Eppure, alla fine la sensazione è quella di aver assistito alla classica montagna che dopo un lungo travaglio partorisce un topolino, dove il topolino è lo scheletro nell’armadio di Georges, costretto a fare i conti da adulto con la gelosia infantile che quaranta anni prima lo aveva reso ferocemente determinato nei confronti di un piccolo immigrato algerino rimasto orfano.

 

Insomma, pur apprezzando una regia solida e rigorosa eppure eversiva che rincorre di continuo quello che sembra importante ma che volontariamente dimentica ogni volta di rivelare la fonte ultima dell’immagine stessa, in altri termini il punto di vista irriducibile che permetterebbe una volta per tutte di stabilire chi filma chi.

 

Prima ipotesi: "al limite nessuno, se non il regista stesso", Alberto Barbera, Caché, Cineforum n. 446, pag. 44.

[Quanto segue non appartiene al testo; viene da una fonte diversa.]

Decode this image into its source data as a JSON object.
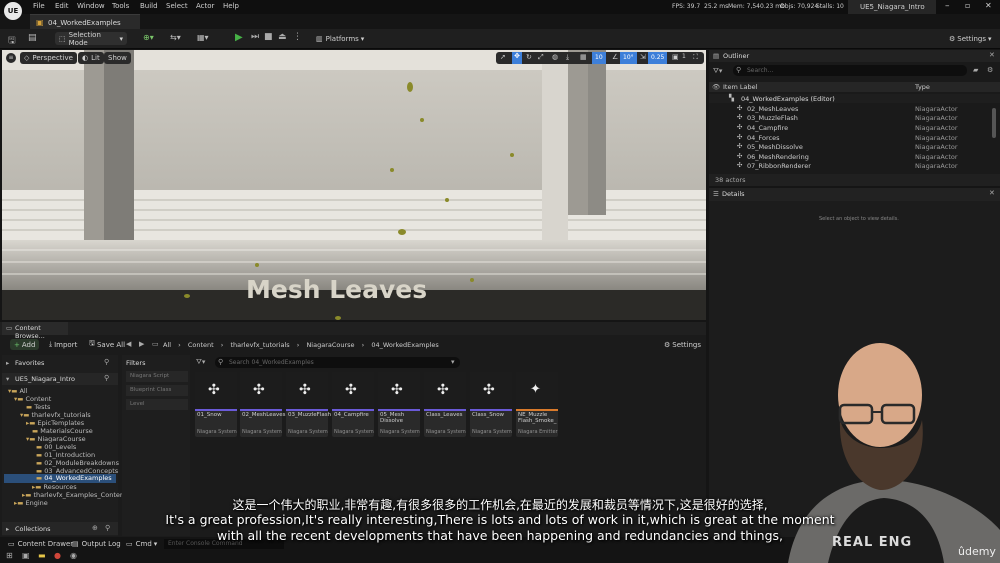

Seconda ipotesi: "[…] l’immagine fissa di una telecamera-Dio-spia sulla banalità delle nostre colpe rimosse", Fabrizio Tassi, idem, pag. 36].

 

La cornice che con cura Haneke ha tirato su ci appare alla fine sprecata, chiamata com’è a contenere qualcosa che con tutta la buona volontà rimane pur sempre poca cosa (su quanto e come le colpe del passato possano ripercuotersi sul presente Old Boy rimane per il momento straordinariamente unico…).

 

Forse resteranno nella memoria due scene forti con al centro la morte, prima animale, poi umana sotto forma di suicidio (altrimenti che Haneke sarebbe?) e la performance della Binoche, che in un ruolo piccolo e per niente semplice proprio perché vicino alla banalità (la moglie in ambasce…) è, come al solito, sbalorditiva.